Understand the definition of expectations.

Class 12

Exercises regarding the contents covered up to the 11th lecture

Cultivate more practical understanding by doing exercises.

Class 13

Variances, Covariances and Moments

Understand the definitions of variances, covariances, and moments.

Class 14

Convergence Theorems for Expectations

Understand some convergence theorems for expectations.

Class 15

Exercises regarding the contents covered up to the 14th lecture

Cultivate more practical understanding by doing exercises.

Class 16

Probability Generating Functions and Moment Generating Functions

Understand the definition of probability generating functions and moment generating functions.

Class 17

Characteristic Functions

Understand the definitions of characteristic functions.

Class 18

Exercises regarding the contents covered up to the 17th lecture

Cultivate more practical understanding by doing exercises.

Class 19

Law of Large Numbers and Central Limit Theorem

Understand the law of large numbers and the central limit theorem.

Class 20

Large Deviation Princeple

Understand the large deviation principle.

Class 21

Exercises regarding the contents covered up to the 20th lecture

Cultivate more practical understanding by doing exercises.

Class 22

Final Exam.

Check the level of understanding through the final exam.

Study advice (preparation and review)

To enhance effective learning, students are encouraged to spend a certain length of time outside of class on preparation and review (including for assignments), as specified by the Tokyo Institute of Technology Rules on Undergraduate Learning (東京工業大学学修規程) and the Tokyo Institute of Technology Rules on Graduate Learning (東京工業大学大学院学修規程), for each class.
They should do so by referring to reference books and other course material.

Textbook(s)

Not required.

Reference books, course materials, etc.

Nishio, Makiko.
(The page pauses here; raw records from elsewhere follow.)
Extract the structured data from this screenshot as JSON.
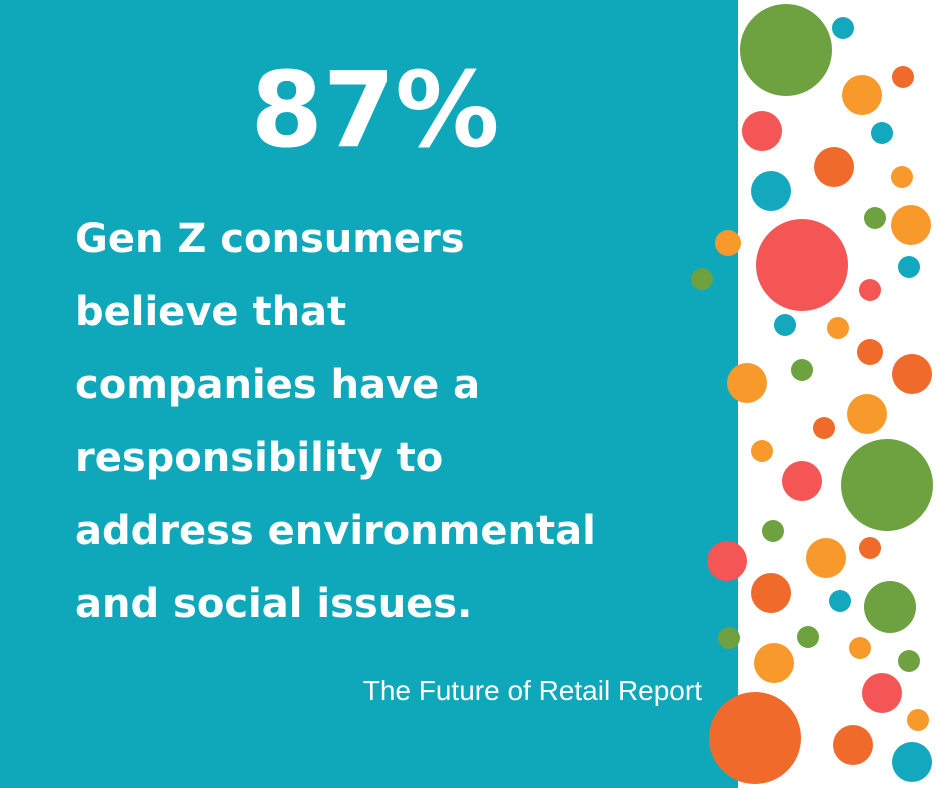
{
  "headline": "87%",
  "body_lines": [
    "Gen Z consumers",
    "believe that",
    "companies have a",
    "responsibility to",
    "address environmental",
    "and social issues."
  ],
  "source": "The Future of Retail Report"
}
Probability Theory. Jikkyo-Shuppan. (Japanese)
Ito, Kiyoshi. Fundamentals of Probability Theory. Iwakura-Shoten. (Japanese)
Shiga, Tokuzo. From Lebesgue Integrals to Probability Theory. Kyoritsu-Shuppan. (Japanese)
Kumagaya, Takashi. Probability Theory. Kyoritsu-Shuppan. (Japanese)
Takahashi, Yukio. Probability Theory. Asakura-Shoten. (Japanese)

Evaluation methods and criteria

Scores are based on final exam, exercise problems and assignments.

Related courses

  • MCS.T312 : Markov Analysis
  • MCS.T333 : Information Theory
  • MCS.T223 : Mathematical Statistics
  • XCO.B103 : Foundations of Computing 3
  • MCS.T332 : Data Analysis
  • MCS.T304 : Lebesgue Interation

Prerequisites

No prerequisites, but it is preferable to study Foundations of Computing 3 (XCO.B103).